Die Leute aus meinem Dorf waren alle sehr angetan von meinem neuen Wägelchen, merkwürdig fanden sie lediglich, dass ich als Deutscher eine kleine italienische Trikolore auf dem Kotflügel kleben habe. Ich finde, sie hat Stil. So wie das ganze Auto. Und obwohl es natürlich technisch auf dem neuesten Stand ist, gibt es viele Designelemente, die an den alten, kleinen Fiat 500 erinnern. Und vor wenigen Tagen bin ich so einem begegnet.


Es wahr purer Zufall, als ich am Sonntag in der Nähe des Cisa-Passes zwischen Parma und La Spezia den Kleinen gesehen habe. Sofort habe ich angehalten, um ein paar Fotos zu schießen.

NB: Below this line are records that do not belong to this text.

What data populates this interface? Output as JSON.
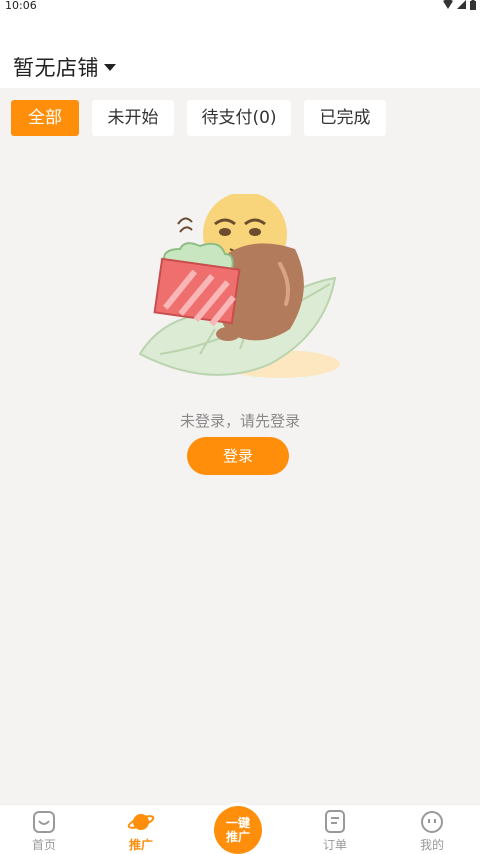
{
  "status_bar": {
    "time": "10:06"
  },
  "header": {
    "store_name": "暂无店铺"
  },
  "filter_tabs": [
    {
      "label": "全部",
      "active": true
    },
    {
      "label": "未开始",
      "active": false
    },
    {
      "label": "待支付(0)",
      "active": false
    },
    {
      "label": "已完成",
      "active": false
    }
  ],
  "empty_state": {
    "message": "未登录，请先登录",
    "login_button": "登录"
  },
  "bottom_nav": {
    "items": [
      {
        "label": "首页",
        "icon": "home-icon"
      },
      {
        "label": "推广",
        "icon": "planet-icon",
        "active": true
      },
      {
        "label": "订单",
        "icon": "order-icon"
      },
      {
        "label": "我的",
        "icon": "profile-icon"
      }
    ],
    "center_button": {
      "line1": "一键",
      "line2": "推广"
    }
  },
  "colors": {
    "accent": "#ff8e0a",
    "background": "#f5f3f2"
  }
}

Ganz neugierig, was da vor sich geht, hat die Dame des Hauses hervorgelugt und gleich die ganze Familie dazugeholt. Der Besitzer schließlich hat mir sein Auto gezeigt und mir einiges dazu erklärt. Von 1964 ist der Kleine und ist, wie man sieht, in einem perfekten Zustand. Ob mein 500 im Jahr 2052 auch noch so gut dasteht?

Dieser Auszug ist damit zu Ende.